Serendipity finds a way
Meghan Montgomery says she sometimes thinks about what wouldn’t have been.
What if she hadn’t walked by that banana-yellow, two-person rowboat sitting on the lawn outside the Buller Building on her way to class. What if she hadn’t been wearing the UBC sweatshirt her cousin had given her.
What if the two volunteers from the Winnipeg Rowing Club hadn’t called her over.
“They said, ‘Oh, you’re tall and you’re from the west coast, you should come and row,” recalls six-foot-one Montgomery [BA/05, BEd/07], who was born and raised in Manitoba. “I took a flyer and went to an information session—and the rest is history.”
Montgomery went on to become an elite rower, securing a world championship and competing in three Paralympics, with a bronze medal win in Rio in 2016.
Born with a malformed right hand, she wasn’t sure rowing was even possible for her—she actually wanted to be told she couldn’t do it.
“There was part of me that wanted to go in and see if I could prove myself and other people wrong and give it a try but instead I found really amazing people at the rowing club, and they just supported me and helped me find a way to make it happen.”
She used a hand strap attached to the oar. Teammates would affectionately call her “Megatron,” riffing of the device’s similarity to the transformer toy.
In the early days, Montgomery would row with fellow UM students, gliding along Winnipeg’s rivers, intrigued by this new vantage point of the city. She grew to love the precise unison required to be competitive on the world stage in the coxed four event.
This intense sport can feel meditative, Montgomery says. When you achieve perfect synchronicity, the boat planes and you feel it lighten and lift.

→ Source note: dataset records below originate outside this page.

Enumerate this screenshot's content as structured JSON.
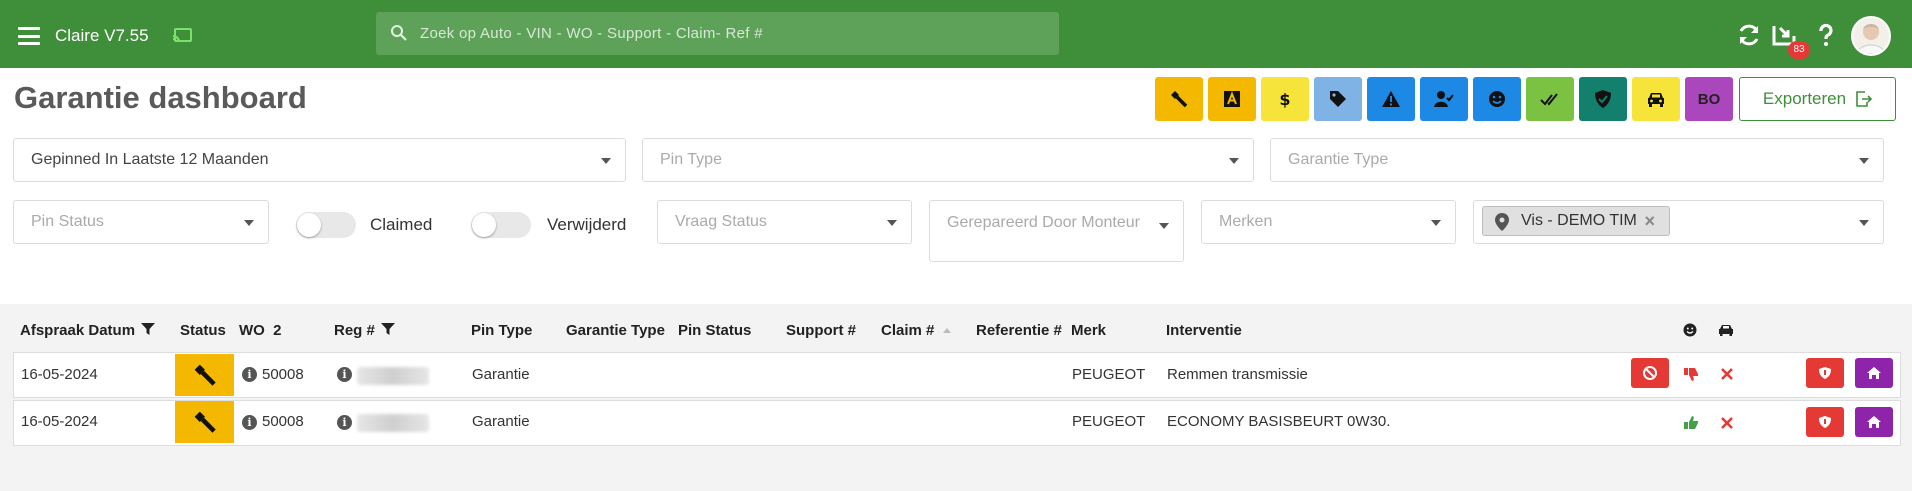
{
  "app": {
    "title": "Claire V7.55",
    "search_placeholder": "Zoek op Auto - VIN - WO - Support - Claim- Ref #",
    "notification_count": "83"
  },
  "page": {
    "title": "Garantie dashboard",
    "export_label": "Exporteren",
    "quick_filters": [
      {
        "icon": "wrench-icon",
        "color": "#f5b800"
      },
      {
        "icon": "letter-a-icon",
        "color": "#f5b800"
      },
      {
        "icon": "dollar-icon",
        "color": "#f7e43a"
      },
      {
        "icon": "tag-icon",
        "color": "#7fb2e5"
      },
      {
        "icon": "warning-icon",
        "color": "#1e88e5"
      },
      {
        "icon": "user-check-icon",
        "color": "#1e88e5"
      },
      {
        "icon": "smiley-icon",
        "color": "#1e88e5"
      },
      {
        "icon": "double-check-icon",
        "color": "#7cc242"
      },
      {
        "icon": "shield-check-icon",
        "color": "#13806e"
      },
      {
        "icon": "car-icon",
        "color": "#f7e43a"
      },
      {
        "icon": "bo-text",
        "color": "#ab47bc",
        "label": "BO"
      }
    ]
  },
  "filters": {
    "period": "Gepinned In Laatste 12 Maanden",
    "pin_type": "Pin Type",
    "garantie_type": "Garantie Type",
    "pin_status": "Pin Status",
    "claimed": "Claimed",
    "verwijderd": "Verwijderd",
    "vraag_status": "Vraag Status",
    "gerepareerd_door": "Gerepareerd Door Monteur",
    "merken": "Merken",
    "location_chip": "Vis - DEMO TIM"
  },
  "table": {
    "headers": {
      "afspraak_datum": "Afspraak Datum",
      "status": "Status",
      "wo": "WO",
      "wo_count": "2",
      "reg": "Reg #",
      "pin_type": "Pin Type",
      "garantie_type": "Garantie Type",
      "pin_status": "Pin Status",
      "support": "Support #",
      "claim": "Claim #",
      "referentie": "Referentie #",
      "merk": "Merk",
      "interventie": "Interventie"
    },
    "rows": [
      {
        "date": "16-05-2024",
        "wo": "50008",
        "pin_type": "Garantie",
        "merk": "PEUGEOT",
        "interventie": "Remmen transmissie",
        "feedback": "thumbs-down"
      },
      {
        "date": "16-05-2024",
        "wo": "50008",
        "pin_type": "Garantie",
        "merk": "PEUGEOT",
        "interventie": "ECONOMY BASISBEURT 0W30.",
        "feedback": "thumbs-up"
      }
    ]
  },
  "colors": {
    "topbar": "#3f8f3a",
    "status_wrench": "#f5b800",
    "danger": "#e53935",
    "purple": "#8e24aa"
  }
}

“It just feels heavy if it’s off.”
Lessons learned in rowing have also made her a better teacher, she says. Montgomery works with students with learning disabilities in Shawnigan Lake, a small community north of Victoria, B.C., which she now calls home. Although retired from competing, she still coaches the sport she never considered pursuing until that autumn day at her alma mater.
“I often picture that spot on campus—it’s a special spot for me.”